GP: Si, assolutamente. Abbiamo registrato tutto in un giorno (Daylight) ed a fine session abbiamo provato a registrare qualcosa di improvvisato in duo e trio. Il resto dei brani invece, compreso il mio arrangiamento di I will, sono frutto di due anni di lavoro dedicato a questo album.
JC: Ascoltando il disco si prova la sensazione come di essere sospesi su piani diversi in costante rapporto cinetico tra di loro …..
GP: È interessante quello che dici. Il mio tentativo era quello di far coesistere due mondi, due scenari musicali diversi e lavorare in maniera creativa su di essi.
JC: Il risultato finale di Daylight ti soddisfa? È questo il disco che volevi fare?

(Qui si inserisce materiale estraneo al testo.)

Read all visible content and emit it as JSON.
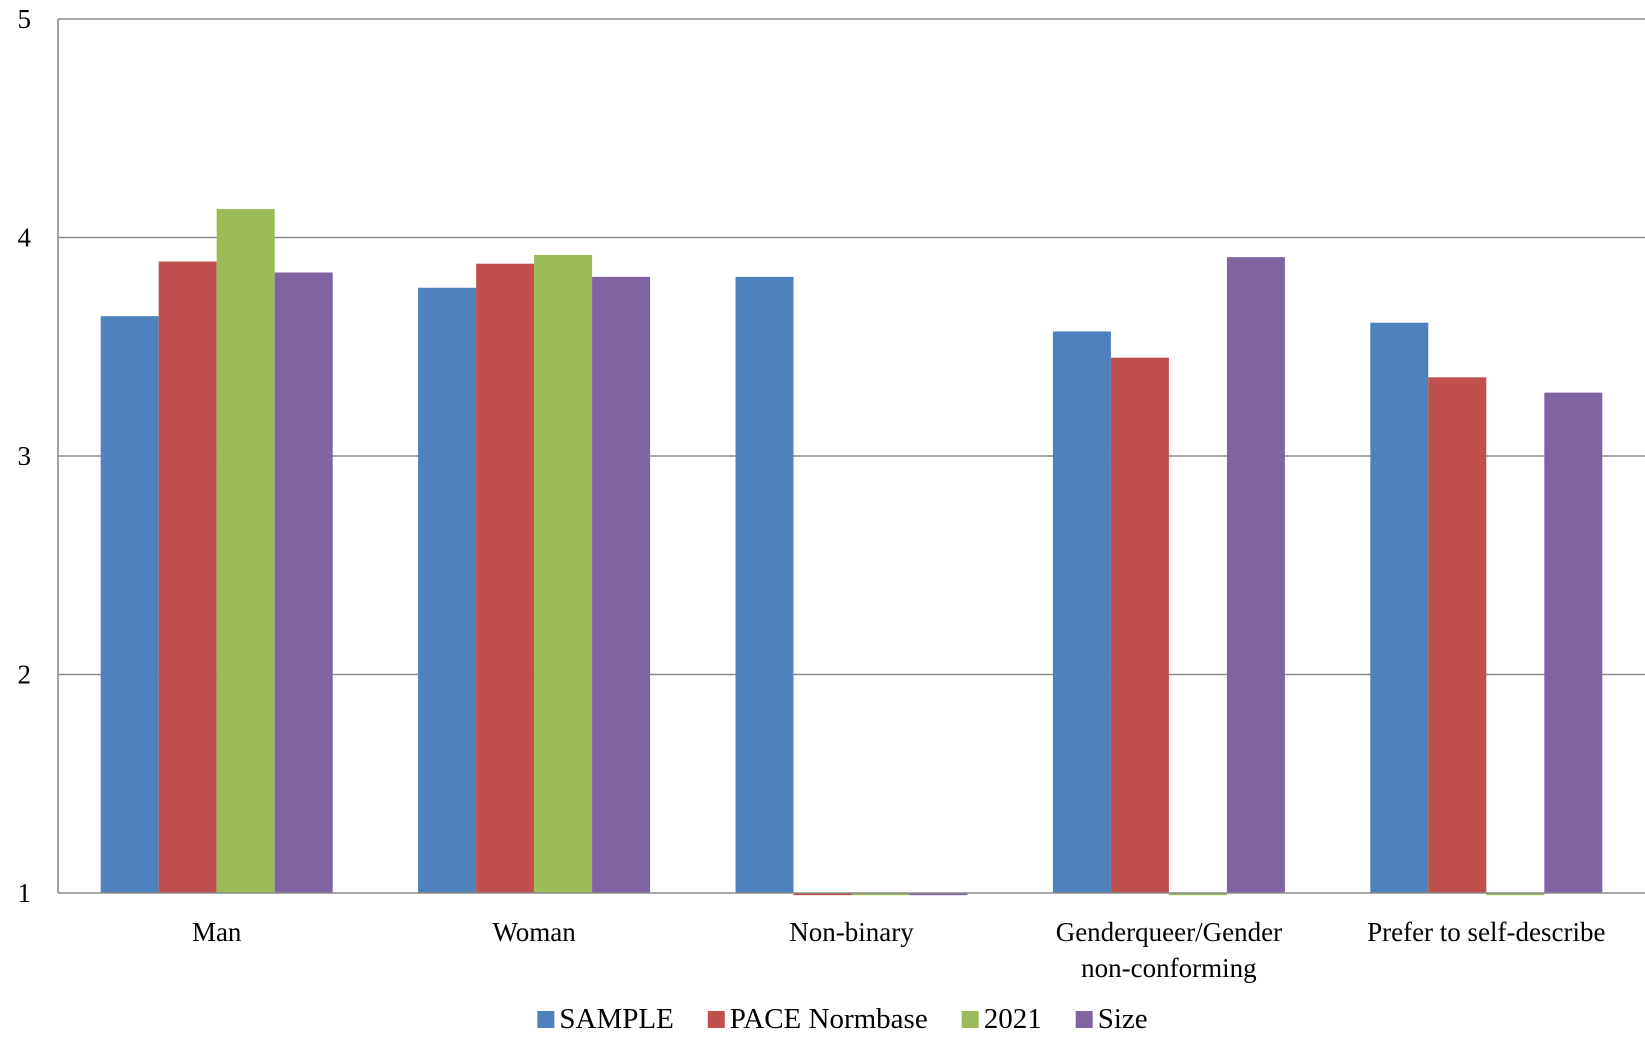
{
  "chart_data": {
    "type": "bar",
    "title": "",
    "xlabel": "",
    "ylabel": "",
    "ylim": [
      1,
      5
    ],
    "yticks": [
      1,
      2,
      3,
      4,
      5
    ],
    "grid": true,
    "legend_position": "bottom",
    "categories": [
      [
        "Man"
      ],
      [
        "Woman"
      ],
      [
        "Non-binary"
      ],
      [
        "Genderqueer/Gender",
        "non-conforming"
      ],
      [
        "Prefer to self-describe"
      ]
    ],
    "series": [
      {
        "name": "SAMPLE",
        "color": "#4F81BD",
        "values": [
          3.64,
          3.77,
          3.82,
          3.57,
          3.61
        ]
      },
      {
        "name": "PACE Normbase",
        "color": "#C0504D",
        "values": [
          3.89,
          3.88,
          0.99,
          3.45,
          3.36
        ]
      },
      {
        "name": "2021",
        "color": "#9BBB59",
        "values": [
          4.13,
          3.92,
          0.99,
          0.99,
          0.99
        ]
      },
      {
        "name": "Size",
        "color": "#8064A2",
        "values": [
          3.84,
          3.82,
          0.99,
          3.91,
          3.29
        ]
      }
    ]
  }
}
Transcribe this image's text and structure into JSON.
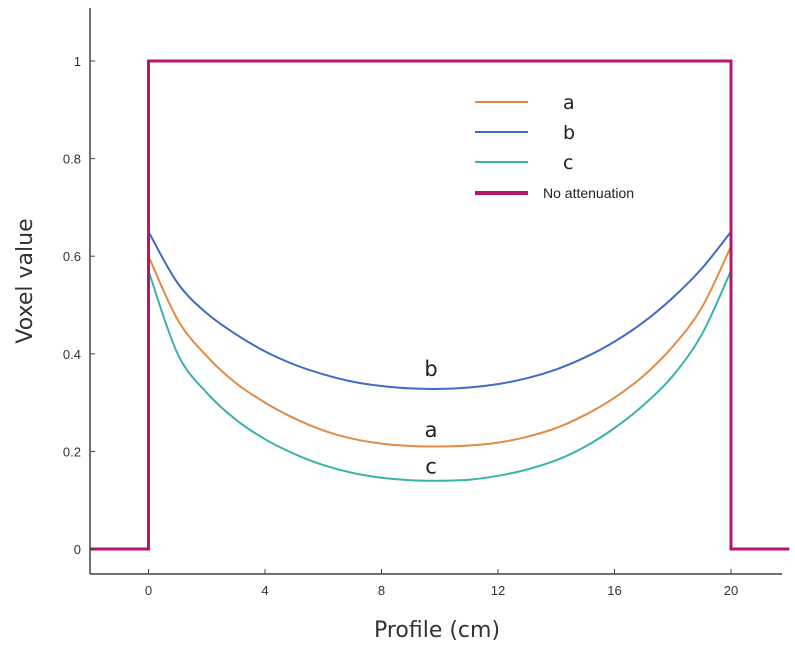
{
  "chart_data": {
    "type": "line",
    "xlabel": "Profile (cm)",
    "ylabel": "Voxel value",
    "xlim": [
      -2,
      22
    ],
    "ylim": [
      0,
      1.08
    ],
    "x_ticks": [
      "0",
      "4",
      "8",
      "12",
      "16",
      "20"
    ],
    "y_ticks": [
      "0",
      "0.2",
      "0.4",
      "0.6",
      "0.8",
      "1"
    ],
    "grid": false,
    "legend_position": "top-right",
    "series": [
      {
        "name": "a",
        "color": "#e08c46",
        "x": [
          0,
          1,
          2,
          3,
          4,
          5,
          6,
          7,
          8,
          9,
          10,
          11,
          12,
          13,
          14,
          15,
          16,
          17,
          18,
          19,
          20
        ],
        "y": [
          0.6,
          0.47,
          0.395,
          0.34,
          0.3,
          0.268,
          0.243,
          0.226,
          0.216,
          0.211,
          0.21,
          0.212,
          0.218,
          0.23,
          0.248,
          0.275,
          0.31,
          0.355,
          0.415,
          0.495,
          0.62
        ]
      },
      {
        "name": "b",
        "color": "#3f6bc4",
        "x": [
          0,
          1,
          2,
          3,
          4,
          5,
          6,
          7,
          8,
          9,
          10,
          11,
          12,
          13,
          14,
          15,
          16,
          17,
          18,
          19,
          20
        ],
        "y": [
          0.65,
          0.545,
          0.483,
          0.44,
          0.405,
          0.378,
          0.358,
          0.343,
          0.334,
          0.329,
          0.328,
          0.331,
          0.338,
          0.35,
          0.368,
          0.393,
          0.425,
          0.465,
          0.515,
          0.575,
          0.65
        ]
      },
      {
        "name": "c",
        "color": "#3bb3ad",
        "x": [
          0,
          1,
          2,
          3,
          4,
          5,
          6,
          7,
          8,
          9,
          10,
          11,
          12,
          13,
          14,
          15,
          16,
          17,
          18,
          19,
          20
        ],
        "y": [
          0.57,
          0.4,
          0.32,
          0.265,
          0.225,
          0.195,
          0.172,
          0.156,
          0.146,
          0.141,
          0.14,
          0.142,
          0.15,
          0.163,
          0.182,
          0.21,
          0.248,
          0.295,
          0.355,
          0.44,
          0.57
        ]
      },
      {
        "name": "No attenuation",
        "color": "#b5156c",
        "x": [
          -2,
          0,
          0,
          20,
          20,
          22
        ],
        "y": [
          0,
          0,
          1,
          1,
          0,
          0
        ]
      }
    ],
    "annotations": [
      {
        "text": "b",
        "x": 9.7,
        "y": 0.355
      },
      {
        "text": "a",
        "x": 9.7,
        "y": 0.23
      },
      {
        "text": "c",
        "x": 9.7,
        "y": 0.155
      }
    ]
  }
}
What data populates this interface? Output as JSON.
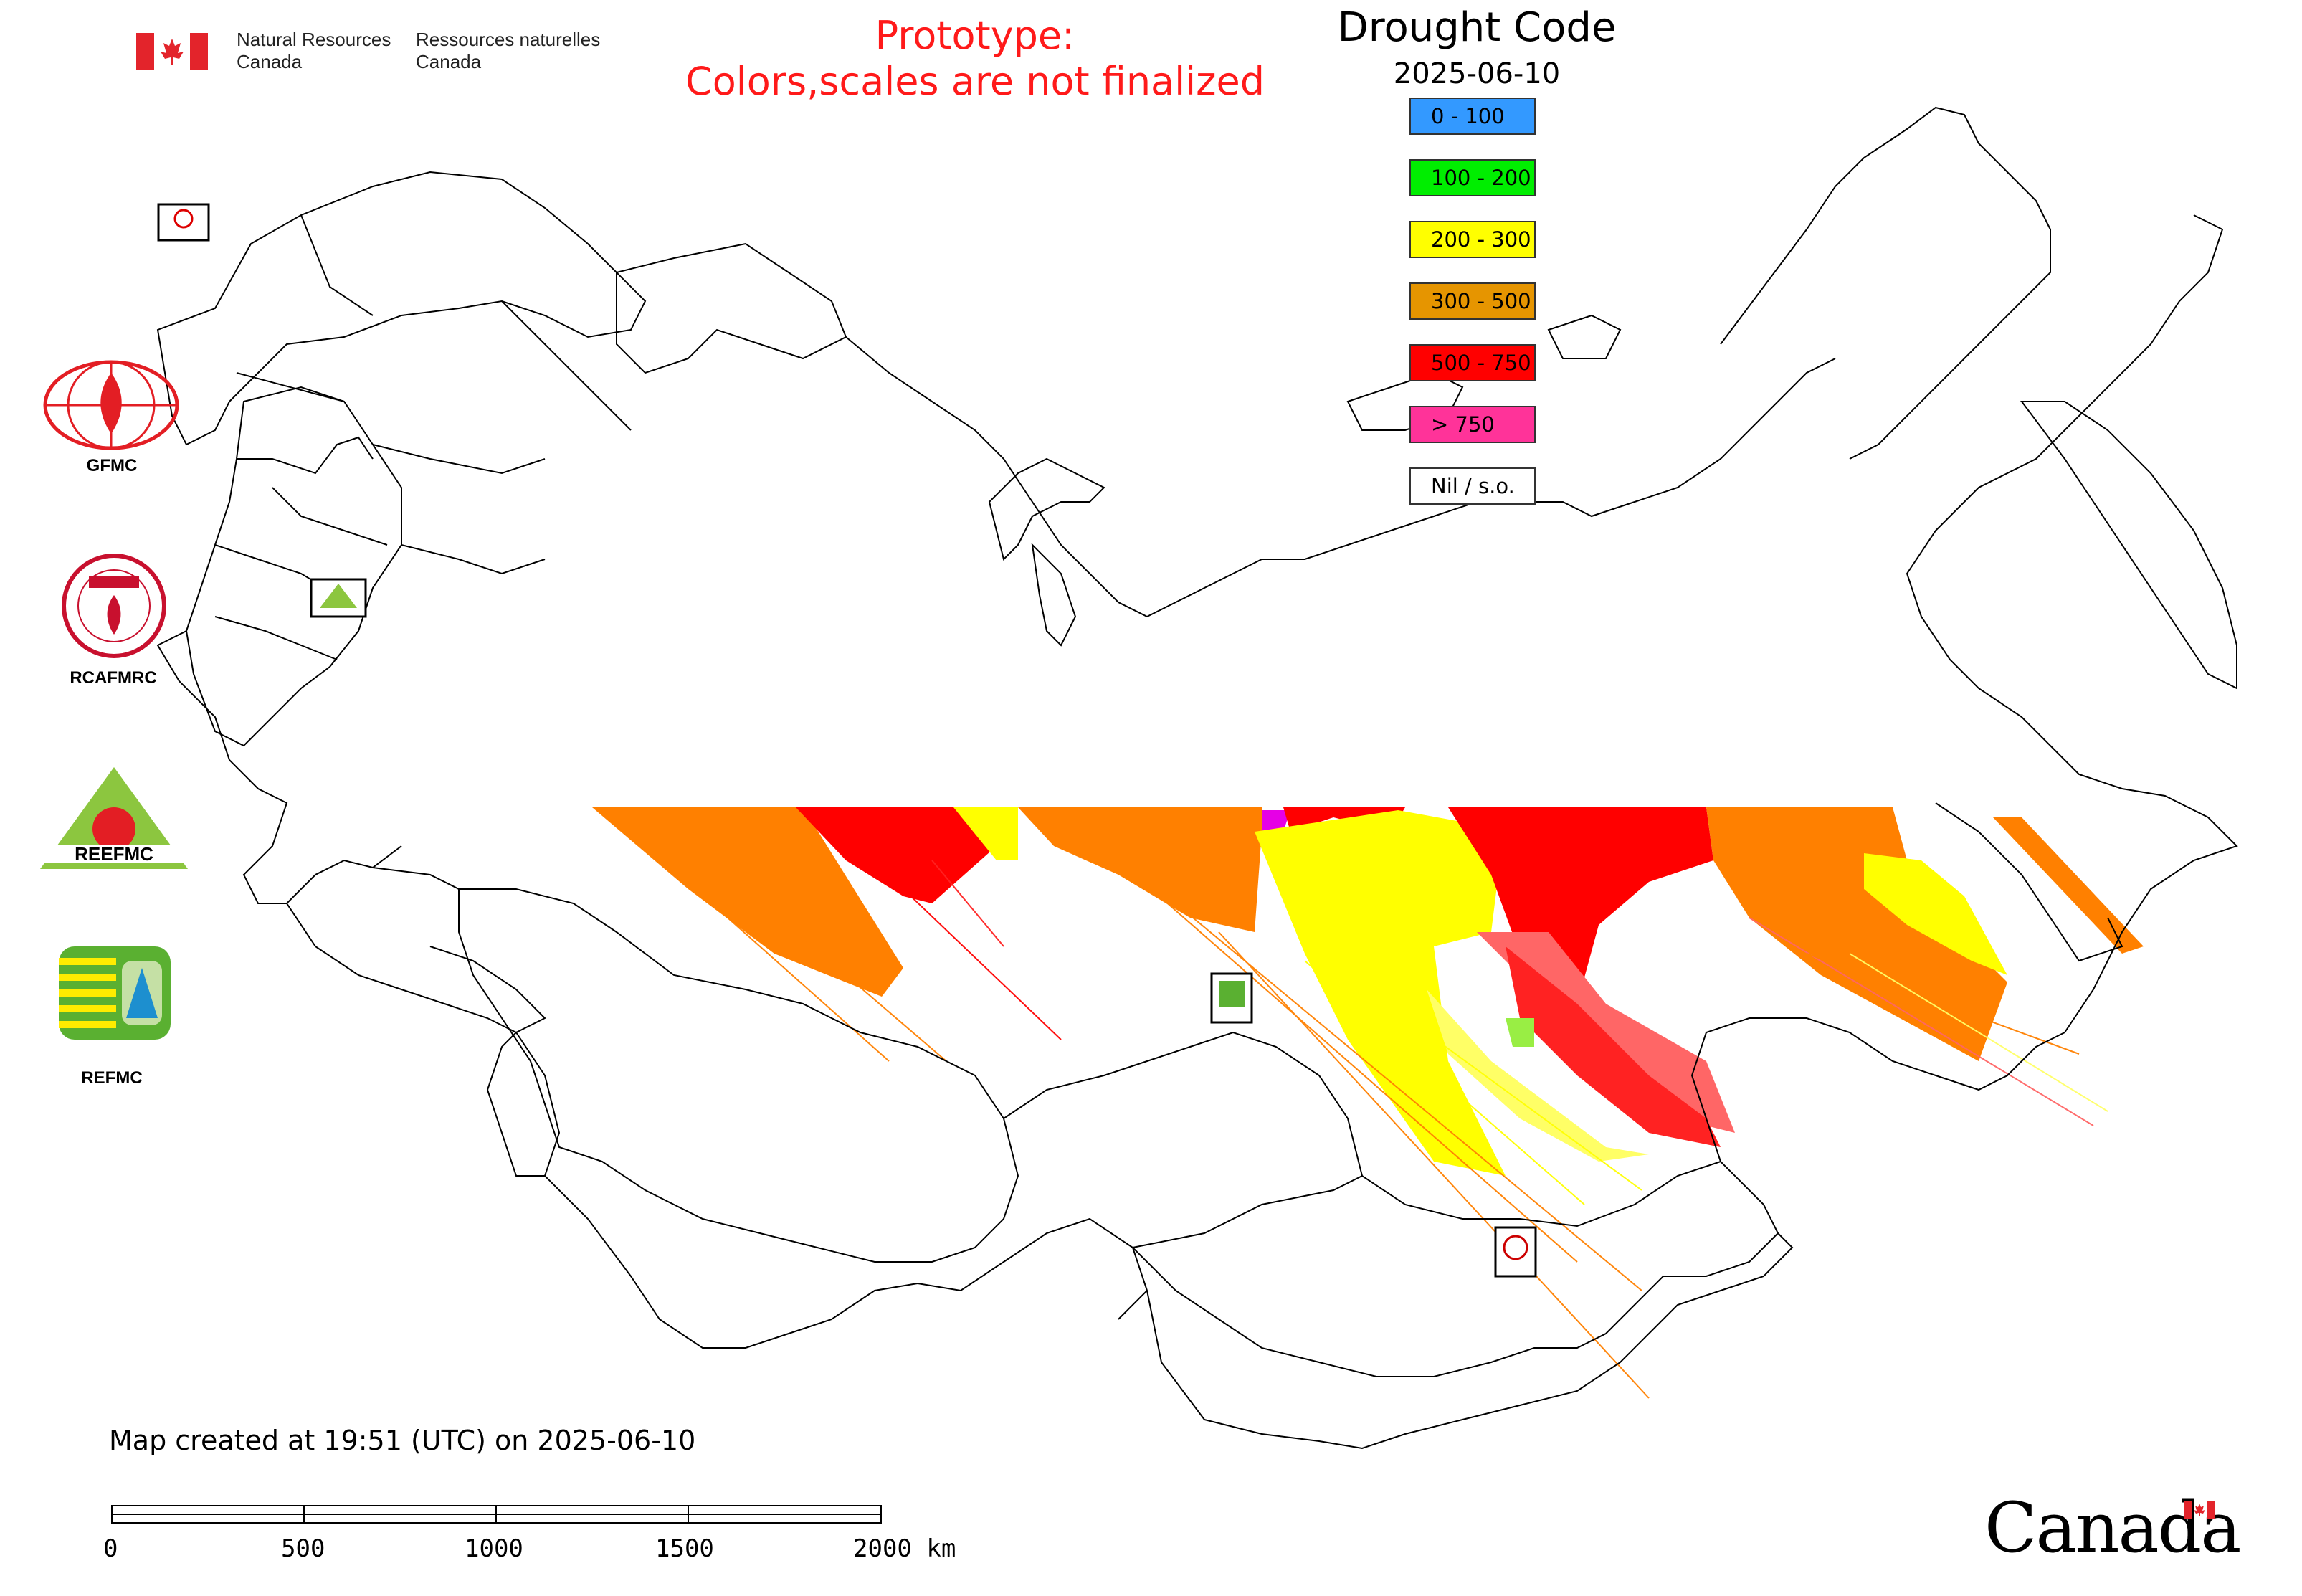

GP: Chiedere a un musicista se, guardando indietro, c’è qualcosa che lo soddisfa è molto pericoloso. Noi, non siamo mai contenti di nulla, siamo sempre alla ricerca di una cosa migliore e vorremmo tornare indietro mille volte per rifare, aggiustare, ripensare. È forse la cosa che ci spinge ad andare avanti cercando di migliorarci. Tornando a Daylight posso dirti che volevo quest’album e sono comunque molto contento del risultato. Sono già in cantiere nuovi brani per un seguito a cui spero di dar luce molto presto.